Computes the eigen decomposition in the same way as dip::EigenDecomposition, but outputs only the eigenvector that corresponds to the eigenvalue with largest magnitude.

in must be symmetric and real-valued.

void dip::SmallestEigenvector(dip::Image const& in, dip::Image& out)

Finds the smallest eigenvector of the symmetric matrix at each pixel in image in.

Computes the eigen decomposition in the same way as dip::EigenDecomposition, but outputs only the eigenvector that corresponds to the eigenvalue with smallest magnitude.

in must be symmetric and real-valued.

void dip::Inverse(dip::Image const& in, dip::Image& out)

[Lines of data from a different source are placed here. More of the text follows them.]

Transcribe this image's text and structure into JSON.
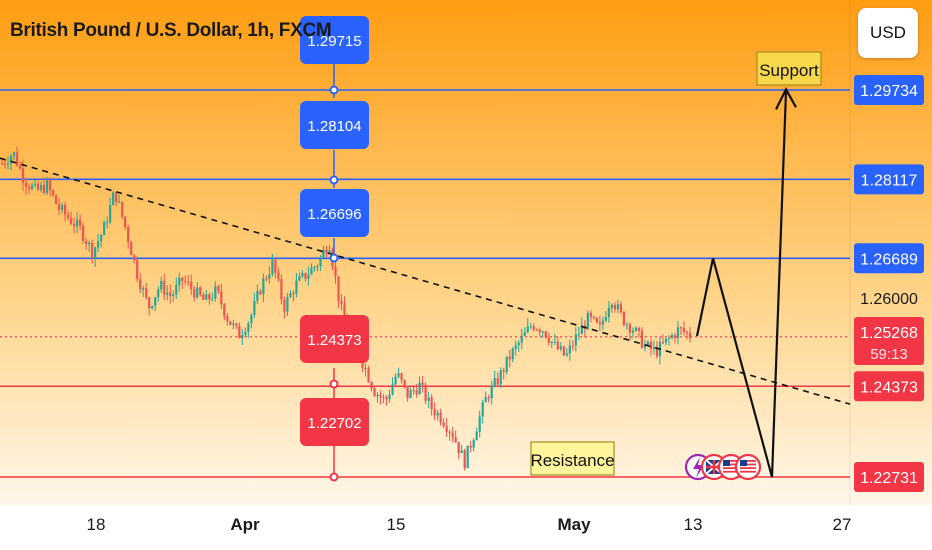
{
  "header": {
    "symbol_title": "British Pound / U.S. Dollar, 1h, FXCM",
    "currency_button": "USD"
  },
  "colors": {
    "bg_top": "#ff9d12",
    "bg_bottom": "#ffffff",
    "blue": "#2962ff",
    "red": "#f23645",
    "candle_up": "#26a69a",
    "candle_down": "#ef5350"
  },
  "annotations": {
    "support_label": "Support",
    "resistance_label": "Resistance"
  },
  "chart_data": {
    "type": "candlestick",
    "title": "British Pound / U.S. Dollar, 1h, FXCM",
    "x_axis_labels": [
      "18",
      "Apr",
      "15",
      "May",
      "13",
      "27"
    ],
    "price_scale_labels": [
      "1.26000"
    ],
    "price_label": "1.25268",
    "countdown_label": "59:13",
    "horizontal_levels": [
      {
        "value": 1.29734,
        "label": "1.29734",
        "color": "blue"
      },
      {
        "value": 1.28117,
        "label": "1.28117",
        "color": "blue"
      },
      {
        "value": 1.26689,
        "label": "1.26689",
        "color": "blue"
      },
      {
        "value": 1.24373,
        "label": "1.24373",
        "color": "red"
      },
      {
        "value": 1.22731,
        "label": "1.22731",
        "color": "red"
      }
    ],
    "target_labels": [
      {
        "label": "1.29715",
        "color": "blue"
      },
      {
        "label": "1.28104",
        "color": "blue"
      },
      {
        "label": "1.26696",
        "color": "blue"
      },
      {
        "label": "1.24373",
        "color": "red"
      },
      {
        "label": "1.22702",
        "color": "red"
      }
    ],
    "ylim": [
      1.215,
      1.305
    ],
    "price_path": [
      1.284,
      1.286,
      1.281,
      1.279,
      1.28,
      1.276,
      1.274,
      1.272,
      1.268,
      1.272,
      1.279,
      1.272,
      1.264,
      1.258,
      1.262,
      1.26,
      1.263,
      1.261,
      1.259,
      1.261,
      1.256,
      1.253,
      1.256,
      1.262,
      1.266,
      1.258,
      1.262,
      1.264,
      1.266,
      1.27,
      1.258,
      1.252,
      1.248,
      1.243,
      1.241,
      1.246,
      1.242,
      1.244,
      1.24,
      1.238,
      1.235,
      1.23,
      1.236,
      1.242,
      1.245,
      1.249,
      1.252,
      1.255,
      1.254,
      1.251,
      1.249,
      1.253,
      1.256,
      1.254,
      1.26,
      1.256,
      1.254,
      1.251,
      1.25,
      1.252,
      1.254,
      1.253
    ],
    "trend_line_points": [
      [
        1.285
      ],
      [
        1.2405
      ]
    ],
    "projection_path": [
      1.2528,
      1.2669,
      1.2273,
      1.2971
    ]
  }
}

Computes the inverse of the square matrix at each pixel in image in.

The result is undetermined if the matrix is not invertible.

void dip::PseudoInverse(dip::Image const& in, dip::Image& out, dip::dfloat tolerance = 1e-7)

Computes the pseudo-inverse of the matrix at each pixel in image in.

Computes the Moore-Penrose pseudo-inverse using tolerance. Singular values smaller than tolerance * max(rows,cols) * p, with p the largest singular value, will be set to zero in the inverse.

void dip::SingularValues(dip::Image const& in, dip::Image& out)

Computes the “thin” singular value decomposition of the matrix at each pixel in image in.

For an input image in with a tensor size of NxP, and with M the smaller of N and P, out is a vector image with M elements, corresponding to the singular values, sorted in decreasing order.

Use dip::SingularValueDecomposition if you need the full decomposition.

This function uses the two-sided Jacobi SVD decomposition algorithm. This is efficient for small matrices only.

void dip::SingularValueDecomposition(dip::Image const& A, dip::Image& U, dip::Image& S, dip::Image& V)

Computes the “thin” singular value decomposition of the matrix at each pixel in image in.

For an input image A with a tensor size of NxP, and with M the smaller of N and P, S is a square diagonal MxM matrix, U is a NxM matrix, and V is a PxM matrix. These matrices satisfy the relation .

The (diagonal) elements of S are the singular values, sorted in decreasing order. You can use dip::SingularValues if you are not interested in computing U and V.

This function uses the two-sided Jacobi SVD decomposition algorithm. This is efficient for small matrices only.

void dip::Identity(dip::Image const& in, dip::Image& out)

Creates an image whose pixels are identity matrices.

out will have the same sizes as in, and with a tensor representation of a diagonal matrix with a size concordant to that of the tensor representation of in. For example, for an N-vector image, the resulting output matrix image will be NxN. out will be of type dip::DT_SFLOAT.